In the months leading up to the price talks, liberals including Sens. Elizabeth Warren (D-Mass.), Bernie Sanders (I-Vt.) and Ron Wyden (D-Ore.) urged the Trump administration to aggressively defend the Medicare drug price negotiations in court from numerous legal challenges and avoid pausing the implementation of the Inflation Reduction Act program.
The Trump administration appears to have heeded those calls.
It has continued to defend the drug price negotiations in court, where drugmakers have suffered a series of high-profile losses across multiple jurisdictions where they have filed lawsuits against the program.
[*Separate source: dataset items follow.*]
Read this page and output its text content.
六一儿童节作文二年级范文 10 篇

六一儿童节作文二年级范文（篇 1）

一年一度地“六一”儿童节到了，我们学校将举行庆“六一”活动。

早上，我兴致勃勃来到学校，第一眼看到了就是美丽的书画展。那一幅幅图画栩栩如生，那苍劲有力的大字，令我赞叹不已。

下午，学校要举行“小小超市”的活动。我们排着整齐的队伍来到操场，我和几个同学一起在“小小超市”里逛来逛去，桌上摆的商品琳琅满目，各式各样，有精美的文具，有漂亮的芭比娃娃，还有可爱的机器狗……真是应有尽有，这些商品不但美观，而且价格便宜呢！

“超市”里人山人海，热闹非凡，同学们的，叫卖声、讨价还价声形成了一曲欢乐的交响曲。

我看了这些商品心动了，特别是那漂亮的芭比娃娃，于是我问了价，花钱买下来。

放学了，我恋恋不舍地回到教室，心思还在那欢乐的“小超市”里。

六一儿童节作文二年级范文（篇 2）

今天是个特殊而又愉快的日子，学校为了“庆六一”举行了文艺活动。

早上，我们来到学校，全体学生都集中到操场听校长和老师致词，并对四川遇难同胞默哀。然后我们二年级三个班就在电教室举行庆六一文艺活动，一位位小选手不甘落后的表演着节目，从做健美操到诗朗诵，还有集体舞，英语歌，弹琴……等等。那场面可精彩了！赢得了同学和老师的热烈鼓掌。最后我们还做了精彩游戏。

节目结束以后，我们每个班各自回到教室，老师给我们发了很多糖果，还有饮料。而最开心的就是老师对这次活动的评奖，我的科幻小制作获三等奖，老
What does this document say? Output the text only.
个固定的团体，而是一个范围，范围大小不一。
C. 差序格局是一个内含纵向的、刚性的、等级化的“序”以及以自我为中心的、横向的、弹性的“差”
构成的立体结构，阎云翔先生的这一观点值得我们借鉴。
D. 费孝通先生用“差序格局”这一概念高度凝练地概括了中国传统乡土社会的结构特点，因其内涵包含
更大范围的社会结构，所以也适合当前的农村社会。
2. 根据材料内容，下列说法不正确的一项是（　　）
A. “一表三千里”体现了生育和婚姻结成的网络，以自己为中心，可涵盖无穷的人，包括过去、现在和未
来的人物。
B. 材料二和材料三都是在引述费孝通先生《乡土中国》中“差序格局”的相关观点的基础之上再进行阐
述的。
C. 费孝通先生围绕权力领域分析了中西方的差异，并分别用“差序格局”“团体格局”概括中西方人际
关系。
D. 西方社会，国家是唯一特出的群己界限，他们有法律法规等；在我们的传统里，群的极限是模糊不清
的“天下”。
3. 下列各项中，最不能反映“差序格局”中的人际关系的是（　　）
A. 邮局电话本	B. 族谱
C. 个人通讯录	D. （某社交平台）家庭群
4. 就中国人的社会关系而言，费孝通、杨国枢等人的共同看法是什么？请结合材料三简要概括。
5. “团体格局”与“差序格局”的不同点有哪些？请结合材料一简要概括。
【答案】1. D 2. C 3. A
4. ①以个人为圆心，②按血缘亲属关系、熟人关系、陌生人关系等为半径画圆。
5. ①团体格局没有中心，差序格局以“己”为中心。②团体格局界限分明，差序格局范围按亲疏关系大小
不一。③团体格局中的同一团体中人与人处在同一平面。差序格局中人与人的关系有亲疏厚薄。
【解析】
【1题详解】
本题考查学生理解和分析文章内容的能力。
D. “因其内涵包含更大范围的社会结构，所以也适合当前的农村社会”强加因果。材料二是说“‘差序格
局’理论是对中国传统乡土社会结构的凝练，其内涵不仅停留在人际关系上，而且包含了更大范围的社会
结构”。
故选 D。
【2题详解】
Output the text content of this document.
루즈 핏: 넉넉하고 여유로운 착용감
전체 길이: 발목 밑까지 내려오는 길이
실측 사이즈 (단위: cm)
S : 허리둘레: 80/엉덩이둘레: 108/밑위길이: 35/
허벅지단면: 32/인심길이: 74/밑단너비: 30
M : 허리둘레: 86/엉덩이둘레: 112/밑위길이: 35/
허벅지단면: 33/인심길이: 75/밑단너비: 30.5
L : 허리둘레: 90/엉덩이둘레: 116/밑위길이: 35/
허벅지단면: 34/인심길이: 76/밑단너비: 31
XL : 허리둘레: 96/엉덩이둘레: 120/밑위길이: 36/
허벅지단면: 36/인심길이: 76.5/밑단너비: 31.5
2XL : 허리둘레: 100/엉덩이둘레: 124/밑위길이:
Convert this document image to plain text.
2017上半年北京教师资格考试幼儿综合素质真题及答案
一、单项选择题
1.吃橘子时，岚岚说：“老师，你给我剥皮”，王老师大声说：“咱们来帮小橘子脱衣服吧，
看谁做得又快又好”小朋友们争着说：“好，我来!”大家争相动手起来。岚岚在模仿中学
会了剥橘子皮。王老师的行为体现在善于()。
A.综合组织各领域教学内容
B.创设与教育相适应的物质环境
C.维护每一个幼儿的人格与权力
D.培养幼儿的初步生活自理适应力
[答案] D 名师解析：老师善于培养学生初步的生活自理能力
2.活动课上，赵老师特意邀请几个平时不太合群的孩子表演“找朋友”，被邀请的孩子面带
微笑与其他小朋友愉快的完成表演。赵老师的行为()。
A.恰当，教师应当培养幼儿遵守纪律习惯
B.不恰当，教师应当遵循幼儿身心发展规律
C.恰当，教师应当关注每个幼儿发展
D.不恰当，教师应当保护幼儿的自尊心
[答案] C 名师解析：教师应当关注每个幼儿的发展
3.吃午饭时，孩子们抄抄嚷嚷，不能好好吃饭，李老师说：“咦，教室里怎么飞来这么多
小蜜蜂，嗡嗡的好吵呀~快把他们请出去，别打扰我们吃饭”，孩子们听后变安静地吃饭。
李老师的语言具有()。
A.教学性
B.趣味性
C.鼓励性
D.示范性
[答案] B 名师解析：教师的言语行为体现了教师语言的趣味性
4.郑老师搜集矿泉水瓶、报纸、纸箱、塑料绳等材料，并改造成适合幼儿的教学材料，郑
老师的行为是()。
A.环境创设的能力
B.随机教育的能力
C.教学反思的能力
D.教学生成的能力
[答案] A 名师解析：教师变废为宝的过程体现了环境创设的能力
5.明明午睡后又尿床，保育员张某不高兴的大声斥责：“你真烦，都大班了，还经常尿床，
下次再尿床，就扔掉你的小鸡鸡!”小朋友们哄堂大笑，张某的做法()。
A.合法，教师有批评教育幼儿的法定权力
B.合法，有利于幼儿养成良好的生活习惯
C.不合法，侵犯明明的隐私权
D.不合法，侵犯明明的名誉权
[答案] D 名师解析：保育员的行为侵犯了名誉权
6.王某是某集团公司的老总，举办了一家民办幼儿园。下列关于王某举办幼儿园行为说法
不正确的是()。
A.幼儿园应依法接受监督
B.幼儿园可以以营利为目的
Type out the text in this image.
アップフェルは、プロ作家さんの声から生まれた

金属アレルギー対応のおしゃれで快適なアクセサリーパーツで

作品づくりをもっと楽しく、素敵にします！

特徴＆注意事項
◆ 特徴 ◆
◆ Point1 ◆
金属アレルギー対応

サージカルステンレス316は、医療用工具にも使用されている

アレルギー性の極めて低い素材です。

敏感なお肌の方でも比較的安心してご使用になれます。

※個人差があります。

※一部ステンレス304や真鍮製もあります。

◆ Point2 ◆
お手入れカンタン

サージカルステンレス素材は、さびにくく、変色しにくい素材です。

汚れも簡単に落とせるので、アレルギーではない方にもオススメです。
And while Republicans may dislike the Inflation Reduction Act’s design, CMS has pressed forward with Medicare drug price negotiations.
“If we’re going to negotiate, we’re going to do our job, and we take seriously the fact that we’ve been charged to be wise stewards of program dollars and to ensure longevity of the program, while also driving affordability for our beneficiaries,” Klomp said.